A service dog is a dog specially trained to assist people suffering from various diseases and ailments. Medical response dogs are also considered as service dogs. Good health and desirable traits are important attributes of these dogs. They are either trained by private organizations, or by the owner himself.
Different Types of Service Dogs
Mobility Assistance Dogs
A mobility assistance dog is specially trained to help people with physical disabilities. These dogs are trained in simple tasks such as picking up objects, or opening and closing doors. Dogs of large stature are also trained in pulling wheelchairs. They are made to wear specially designed harnesses to pull them.
A subtype of mobility assistance dog, the walker dog is trained to accompany people recovering from injuries. Mobility assistance dogs are also trained to help Parkinson's patients. They help the individual maintain balance while walking. If the handler falls, the dog acts as a brace and helps him regain position.
Psychiatric Service Dogs
A psychiatric service dog is especially trained to assist people with psychiatric disability. These dogs are trained to handle various types of psychiatric disabilities, ranging from schizophrenia to post-traumatic stress. Each of these dogs undergoes training to perform tasks which are specifically meant to help his handler in emergency situations.
They are expected to provide environmental assessment in case of hallucinations and paranoia.
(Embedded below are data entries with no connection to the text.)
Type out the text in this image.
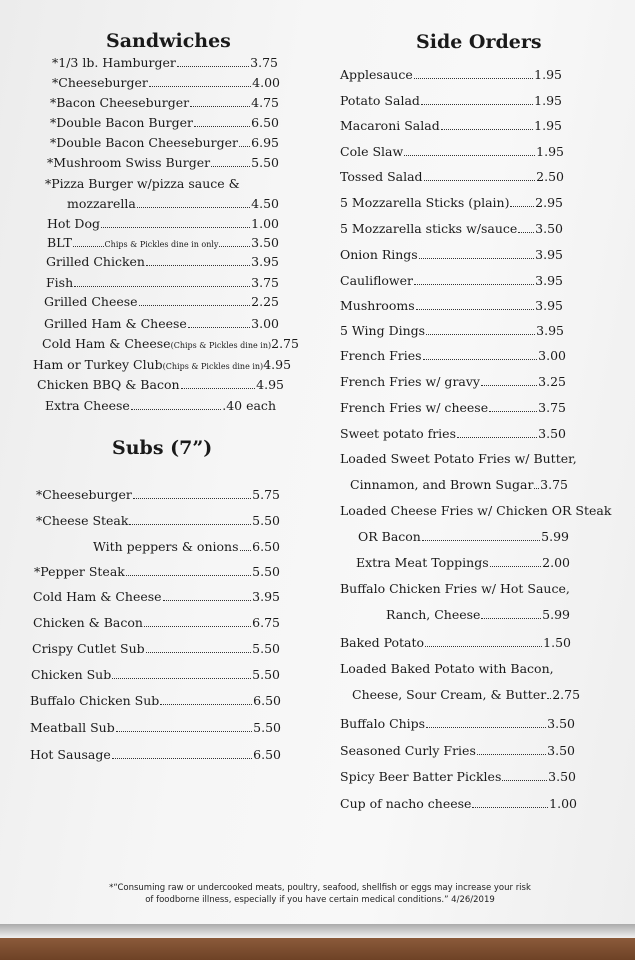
Sandwiches
*1/3 lb. Hamburger	3.75
*Cheeseburger	4.00
*Bacon Cheeseburger	4.75
*Double Bacon Burger	6.50
*Double Bacon Cheeseburger 6.95
*Mushroom Swiss Burger	5.50
*Pizza Burger w/pizza sauce &
mozzarella	4.50
Hot Dog	1.00
BLT	Chips & Pickles dine in only	3.50
Grilled Chicken	3.95
Fish	3.75
Grilled Cheese	2.25
Grilled Ham & Cheese	3.00
Cold Ham & Cheese (Chips & Pickles dine in) 2.75
Ham or Turkey Club (Chips & Pickles dine in) 4.95
Chicken BBQ & Bacon	4.95
Extra Cheese	.40 each
Subs (7”)
*Cheeseburger	5.75
*Cheese Steak	5.50
With peppers & onions 6.50
*Pepper Steak	5.50
Cold Ham & Cheese	3.95
Chicken & Bacon	6.75
Crispy Cutlet Sub	5.50
Chicken Sub	5.50
Buffalo Chicken Sub	6.50
Meatball Sub	5.50
Hot Sausage	6.50
Side Orders
Applesauce	1.95
Potato Salad	1.95
Macaroni Salad	1.95
Cole Slaw	1.95
Tossed Salad	2.50
5 Mozzarella Sticks (plain) 2.95
5 Mozzarella sticks w/sauce 3.50
Onion Rings	3.95
Cauliflower	3.95
Mushrooms	3.95
5 Wing Dings	3.95
French Fries	3.00
French Fries w/ gravy	3.25
French Fries w/ cheese	3.75
Sweet potato fries	3.50
Loaded Sweet Potato Fries w/ Butter,
Cinnamon, and Brown Sugar 3.75
Loaded Cheese Fries w/ Chicken OR Steak
OR Bacon	5.99
Extra Meat Toppings	2.00
Buffalo Chicken Fries w/ Hot Sauce,
Ranch, Cheese	5.99
Baked Potato	1.50
Loaded Baked Potato with Bacon,
Cheese, Sour Cream, & Butter 2.75
Buffalo Chips	3.50
Seasoned Curly Fries	3.50
Spicy Beer Batter Pickles	3.50
Cup of nacho cheese	1.00
*“Consuming raw or undercooked meats, poultry, seafood, shellfish or eggs may increase your risk
of foodborne illness, especially if you have certain medical conditions.” 4/26/2019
Additionally, they are also trained to alert the handler in case of danger.
Service Dogs for Diabetics
These dogs are specially trained to assist people with diabetes by identifying minor scent changes created by hypoglycemia or low blood sugar, and take necessary steps, such as alerting medical response.
They are also trained in tracking the shifting levels of the handler's condition and alert the person to check blood sugar levels or take necessary medication. These dogs detect the faint changes in the scent, which can't be detected by humans, and hence, prove to be worthy companions for people with diabetes.
Seizure Response Dogs
A seizure response dog is a type of service dog, especially trained to assist people having seizures. Each person with seizure demonstrates different traits and hence, each seizure response dog has to be specifically trained to help a particular individual.
These dogs are trained to summon health, activate medical alert, attempt to arouse the handler if he is unconscious, provide physical support, etc. Only a few organizations provide seizure response dogs, as it is difficult to find dogs with necessary traits and train them.
Autism Service Dog
As the name suggests, these dogs are especially trained to help people with autism. They help these people perform daily activities, thus helping them gain confidence and making them independent. It is difficult for these people to quickly respond to things happening around them.
Simple situations can be too confusing for them. For instance, they don't understand how they are supposed to react if the house catches fire. In such a situation, the dog can help the handler realize that there is some threat and help him move out of the house.
These dogs are also trained to alert the handler in case of simple activities, like getting a call on the telephone or if a baby is crying. More recently, they are being trained as babysitters for young autistic children, with a part of the training involving alerting the parents when these children are in dangerous situations.
The practice of training dogs to help people with disabilities has gained wide popularity over the period, with several organizations in the United States providing various types of service dogs trained for a particular purpose. Even law favors this concept and hence, these dogs are allowed to enter premises where animals are normally not allowed.